ウクライナの主力戦車。
T-80UDをベースに開発され、試作車は1994年に完成し、1999年からウクライナ陸軍で運用が開始されている。
主に、O・O・モローゾウ記念ハルキウ機械製造設計局(モローゾフ設計局)とV・O・マールィシェヴ記念工場が製造を担当している。
主な特徴として、砲塔をロシア製鋳造砲塔にかわりウクライナ製の溶接砲塔を採用した以外はT-80UDと同様である。
主砲はKBA-3 125mm滑腔砲を搭載しており、ベース車両と同様に対戦車ミサイルの発射能力を持つ。
その他、1,200馬力のエンジンの搭載やTShU-1-7「シュトーラ1」対赤外線防御装置の装備、火器管制装置のデジタル化などの改良が施されている。
主な派生型としては西側仕様の砲塔を搭載した「オプロート」やNATO標準の120mm主砲を搭載した「ヤタハーン」がある。

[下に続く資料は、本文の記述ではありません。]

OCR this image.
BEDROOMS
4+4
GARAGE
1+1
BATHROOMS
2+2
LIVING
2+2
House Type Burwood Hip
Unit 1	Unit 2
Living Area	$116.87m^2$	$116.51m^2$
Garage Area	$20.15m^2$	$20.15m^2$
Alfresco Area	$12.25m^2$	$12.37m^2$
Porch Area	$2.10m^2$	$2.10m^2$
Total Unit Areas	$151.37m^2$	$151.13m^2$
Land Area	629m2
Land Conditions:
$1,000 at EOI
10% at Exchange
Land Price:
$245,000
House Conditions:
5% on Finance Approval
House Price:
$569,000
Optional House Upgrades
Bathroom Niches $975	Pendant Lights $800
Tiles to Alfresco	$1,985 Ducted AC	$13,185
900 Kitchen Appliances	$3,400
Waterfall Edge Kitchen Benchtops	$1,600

ウクライナのほか、アンゴラやグルジア、パキスタンで採用されている。
| 乗員 | 3名 |
| 全長 | 9.66m(砲身含む) |
| 車体長 | 7.7m |
| 全高 | 2.21m |
| 全幅 | 3.59m |
| 戦闘重量 | 46t |
| エンジン | KMDB 6TD-2 水平対向型ディーゼルエンジン(出力1,200hp) |
| 懸架方式 | トーションバー |
| 登坂力 | 63% |
| 超堤高 | 1m |
| 超壕幅 | 2.8m |
| 最大速度 | 65~70m/h(路上) 45~50km/h(不整地) |
| 行動距離 | 540km |
| 装甲 | 複合装甲 爆発反応装甲 |
| 兵装 | KBA-3 125mm滑腔砲×1門 KT-12.7 12.7mm重機関銃×1挺 KT-7.62 7.62mm機関銃×1挺 「シュトーラ-1」対赤外線防護装置 |
出典: フリー百科事典『ウィキペディア(Wikipedia)』 (2025/10/23 05:51 UTC 版)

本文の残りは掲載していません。